Smugglers into document forgery

Rwanda Revenue Authority (RRA) has discovered a new trend of smuggling of goods where smugglers use forged documents at the official borders, in order to avoid payment of import duties.

Rwanda Revenue Authority (RRA) has discovered a new trend of smuggling of goods where smugglers use forged documents at the official borders, in order to avoid payment of import duties.

The tax body says that traders present invoices with lower prices at the customs declaration point in order to evade taxes.

According to information from the RRA’s Revenue Protection Department (RPD), traders ship in goods from as far as China, Dubai, and Korea and declare them as goods originating from the East African Community (EAC) using forged documents. 

This is done to take advantage of Rwanda’s entry into EAC Customs Union, where goods originating from the Community attract a lower Common External Tariff (CET).

Under the CET, the customs tariff band finished products attract 25percent, intermediate goods 10 percent while raw materials and capital equipment are not charged(o percent).  

“Smugglers keep changing posts depending on where we put emphasis. Using forged documents is turning out to be the highest form of smuggling.

It is very difficult to seize such smuggled goods at the border because we have to first verify the presented documents,” Seith Muhirwa, the Director of Protection Department told Business Times in an exclusive interview.

Muhirwa explained that when somebody presents an invoice, according to the provisions of the law you are supposed to accept it unless otherwise.

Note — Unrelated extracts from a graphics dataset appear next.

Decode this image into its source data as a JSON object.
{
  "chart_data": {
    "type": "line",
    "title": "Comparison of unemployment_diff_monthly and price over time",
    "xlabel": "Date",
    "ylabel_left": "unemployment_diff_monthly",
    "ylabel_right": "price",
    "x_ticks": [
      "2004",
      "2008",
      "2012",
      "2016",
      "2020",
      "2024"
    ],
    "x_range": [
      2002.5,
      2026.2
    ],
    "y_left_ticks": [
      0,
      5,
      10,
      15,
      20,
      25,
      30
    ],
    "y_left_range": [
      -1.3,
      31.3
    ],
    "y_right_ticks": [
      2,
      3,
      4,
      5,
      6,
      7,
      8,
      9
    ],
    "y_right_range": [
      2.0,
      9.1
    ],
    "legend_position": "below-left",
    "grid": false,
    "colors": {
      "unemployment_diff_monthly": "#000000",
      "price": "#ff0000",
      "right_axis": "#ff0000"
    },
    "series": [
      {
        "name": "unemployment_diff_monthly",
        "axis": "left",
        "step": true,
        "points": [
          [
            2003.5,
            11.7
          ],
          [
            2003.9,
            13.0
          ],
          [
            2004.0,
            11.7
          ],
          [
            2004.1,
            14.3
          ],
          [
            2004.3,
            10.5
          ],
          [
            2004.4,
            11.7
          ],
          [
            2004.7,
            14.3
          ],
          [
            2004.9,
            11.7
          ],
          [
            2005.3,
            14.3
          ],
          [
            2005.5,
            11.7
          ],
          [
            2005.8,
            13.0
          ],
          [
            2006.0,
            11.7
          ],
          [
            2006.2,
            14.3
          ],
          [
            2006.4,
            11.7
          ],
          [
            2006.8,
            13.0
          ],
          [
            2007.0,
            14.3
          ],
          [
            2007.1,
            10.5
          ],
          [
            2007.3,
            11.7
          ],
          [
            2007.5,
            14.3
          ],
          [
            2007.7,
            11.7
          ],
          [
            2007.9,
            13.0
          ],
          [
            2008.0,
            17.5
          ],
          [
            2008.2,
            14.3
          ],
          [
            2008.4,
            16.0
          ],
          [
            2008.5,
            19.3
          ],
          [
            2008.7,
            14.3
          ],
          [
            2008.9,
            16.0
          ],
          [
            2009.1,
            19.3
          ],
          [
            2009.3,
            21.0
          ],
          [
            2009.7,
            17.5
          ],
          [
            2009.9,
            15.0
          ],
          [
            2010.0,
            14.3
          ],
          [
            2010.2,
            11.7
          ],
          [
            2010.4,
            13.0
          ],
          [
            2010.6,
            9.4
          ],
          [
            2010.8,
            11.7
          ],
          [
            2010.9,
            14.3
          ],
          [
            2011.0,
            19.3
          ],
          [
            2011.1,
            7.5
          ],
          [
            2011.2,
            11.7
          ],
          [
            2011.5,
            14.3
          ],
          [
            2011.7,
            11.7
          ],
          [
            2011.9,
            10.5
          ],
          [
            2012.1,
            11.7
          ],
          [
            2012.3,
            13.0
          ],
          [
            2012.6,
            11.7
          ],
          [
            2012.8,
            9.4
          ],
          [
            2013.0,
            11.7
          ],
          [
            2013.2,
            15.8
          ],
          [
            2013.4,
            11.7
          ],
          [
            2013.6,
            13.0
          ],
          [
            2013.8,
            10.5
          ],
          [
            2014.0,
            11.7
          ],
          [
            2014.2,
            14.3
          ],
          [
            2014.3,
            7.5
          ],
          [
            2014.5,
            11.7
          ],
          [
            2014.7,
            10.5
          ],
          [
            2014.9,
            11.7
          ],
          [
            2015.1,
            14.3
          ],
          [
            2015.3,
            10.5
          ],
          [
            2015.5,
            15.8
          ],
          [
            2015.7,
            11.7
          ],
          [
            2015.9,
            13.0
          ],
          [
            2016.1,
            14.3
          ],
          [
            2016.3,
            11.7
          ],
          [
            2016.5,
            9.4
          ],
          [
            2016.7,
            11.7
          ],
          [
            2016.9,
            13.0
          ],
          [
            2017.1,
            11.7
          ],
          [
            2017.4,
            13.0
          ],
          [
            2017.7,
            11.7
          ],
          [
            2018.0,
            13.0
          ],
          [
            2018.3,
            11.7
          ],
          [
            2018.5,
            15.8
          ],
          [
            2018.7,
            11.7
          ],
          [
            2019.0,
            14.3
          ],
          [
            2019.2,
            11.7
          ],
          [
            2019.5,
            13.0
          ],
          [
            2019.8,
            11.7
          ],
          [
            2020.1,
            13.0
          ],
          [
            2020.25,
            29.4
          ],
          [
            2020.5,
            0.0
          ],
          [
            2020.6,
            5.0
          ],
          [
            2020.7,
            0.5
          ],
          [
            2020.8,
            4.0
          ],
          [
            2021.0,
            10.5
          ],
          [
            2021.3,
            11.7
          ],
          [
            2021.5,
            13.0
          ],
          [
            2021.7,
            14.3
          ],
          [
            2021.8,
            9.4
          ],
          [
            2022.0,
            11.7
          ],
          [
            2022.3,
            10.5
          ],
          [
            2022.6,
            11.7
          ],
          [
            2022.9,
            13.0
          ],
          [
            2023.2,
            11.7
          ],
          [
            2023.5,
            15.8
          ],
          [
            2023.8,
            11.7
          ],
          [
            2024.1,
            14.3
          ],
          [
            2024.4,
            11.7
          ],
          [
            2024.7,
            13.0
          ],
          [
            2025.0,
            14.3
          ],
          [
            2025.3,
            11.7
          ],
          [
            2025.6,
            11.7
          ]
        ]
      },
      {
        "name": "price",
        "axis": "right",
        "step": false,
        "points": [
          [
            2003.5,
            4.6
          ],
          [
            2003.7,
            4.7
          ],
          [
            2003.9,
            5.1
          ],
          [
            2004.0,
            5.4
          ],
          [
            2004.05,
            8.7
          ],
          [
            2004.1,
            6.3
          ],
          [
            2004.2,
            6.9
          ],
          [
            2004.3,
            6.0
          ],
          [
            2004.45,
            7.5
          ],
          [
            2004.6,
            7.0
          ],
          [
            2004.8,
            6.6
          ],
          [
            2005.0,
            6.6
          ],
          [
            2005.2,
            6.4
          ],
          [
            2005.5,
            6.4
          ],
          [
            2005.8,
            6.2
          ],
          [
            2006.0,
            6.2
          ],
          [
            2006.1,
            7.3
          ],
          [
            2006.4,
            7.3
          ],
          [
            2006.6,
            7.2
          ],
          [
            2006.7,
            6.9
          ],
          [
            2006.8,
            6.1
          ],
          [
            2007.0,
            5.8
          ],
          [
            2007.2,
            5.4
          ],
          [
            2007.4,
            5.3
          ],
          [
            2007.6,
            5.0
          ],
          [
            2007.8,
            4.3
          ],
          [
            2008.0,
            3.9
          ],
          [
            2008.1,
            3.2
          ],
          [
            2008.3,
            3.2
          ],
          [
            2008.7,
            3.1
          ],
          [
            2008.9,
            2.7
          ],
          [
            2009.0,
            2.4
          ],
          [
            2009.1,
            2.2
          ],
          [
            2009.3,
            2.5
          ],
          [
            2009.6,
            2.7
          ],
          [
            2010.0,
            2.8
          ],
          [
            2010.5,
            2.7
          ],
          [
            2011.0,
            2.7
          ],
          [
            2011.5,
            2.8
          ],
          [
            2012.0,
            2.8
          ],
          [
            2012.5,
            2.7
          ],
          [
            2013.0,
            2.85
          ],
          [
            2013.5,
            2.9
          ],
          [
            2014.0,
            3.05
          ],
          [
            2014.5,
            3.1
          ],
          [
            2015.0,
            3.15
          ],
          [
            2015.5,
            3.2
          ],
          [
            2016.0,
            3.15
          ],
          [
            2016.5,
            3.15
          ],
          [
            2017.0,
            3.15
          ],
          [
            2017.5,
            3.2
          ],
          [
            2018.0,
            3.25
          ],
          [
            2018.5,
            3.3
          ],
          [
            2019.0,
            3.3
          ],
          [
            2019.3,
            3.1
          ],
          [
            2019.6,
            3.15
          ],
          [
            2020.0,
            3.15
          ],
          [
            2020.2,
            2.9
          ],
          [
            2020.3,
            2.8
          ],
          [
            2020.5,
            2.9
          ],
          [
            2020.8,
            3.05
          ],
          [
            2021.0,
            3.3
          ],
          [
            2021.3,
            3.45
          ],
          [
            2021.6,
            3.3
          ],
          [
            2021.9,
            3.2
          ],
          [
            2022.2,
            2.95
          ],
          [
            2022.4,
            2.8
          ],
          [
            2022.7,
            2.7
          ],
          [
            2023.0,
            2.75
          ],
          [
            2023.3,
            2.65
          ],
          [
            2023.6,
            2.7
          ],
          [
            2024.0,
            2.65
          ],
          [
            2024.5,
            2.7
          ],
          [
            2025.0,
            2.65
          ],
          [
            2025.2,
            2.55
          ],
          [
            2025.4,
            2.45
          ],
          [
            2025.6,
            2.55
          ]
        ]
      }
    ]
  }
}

He said this makes it difficult and costly to capture the smugglers, as verification must be done foremost.

“Goods are brought from as far as China, and they are under declared. We also have information from people who are coming from Dubai where traders says_ _ _, I know you are from a country which is tough on taxes. get an empty invoice to use.

Muhirwa added that this illicit practice is costly and time consuming for RRA to establish the truth, as they require tangible evidence before-hand to disregard the invoice presented because it includes traveling abroad to verify the prices.

Though smuggling has remained a challenge to the tax body, Muhirwa said RRA is working round the clock to track down those involved in the vice that is increasingly unfolding at official borders of Gatuna, Rusoma, Kanyaru and Kagitumba.

“We have a good working relationship with neighboring countries, especially those where these products are coming from.

Quite often we send a team to countries like China, Dubai to verify prices and also update our database,”  

In addition, RRA installed an electronic platform, called Raddex, to share information across the East African Community.

“This is helping us to minimize on tax evasion and dumping of goods,” Muhirwa said.

He also revealed that liquors like wines and spirits, Bitengi fabrics are among other products that are often smuggled into the country (using informal channels) from DR Congo, Tanzania while general merchandise originates from Uganda.

The authority has also discovered that assorted body care products, most of which are counterfeits, are smuggled from Congo. 

However, Muhirwa says RRA has intensified enforcement measures with regard to smuggling to recover government revenue. This involves intensifying land and lake surveillance as well as monitoring goods under customs control.

RRA recently acquired two speed boats that will facilitate anti-smuggling campaign along Lake Kivu.

The high speed vessels with a radar detection and Global Positioning System (GPS) - satellite navigation system are based in Rubavu District along the Gisenyi-Goma border and at the Rwanda Defence Forces (RDF) Marine base in Kibuye. Both boats are estimated at above Rwf600 million.

Over the years, the treasury has been losing hundreds of millions to racket smugglers who operate along Lake Kivu.

The tax authority monthly records show that cartons of liquor, cigarettes and powdered milk are some of the major smuggled goods.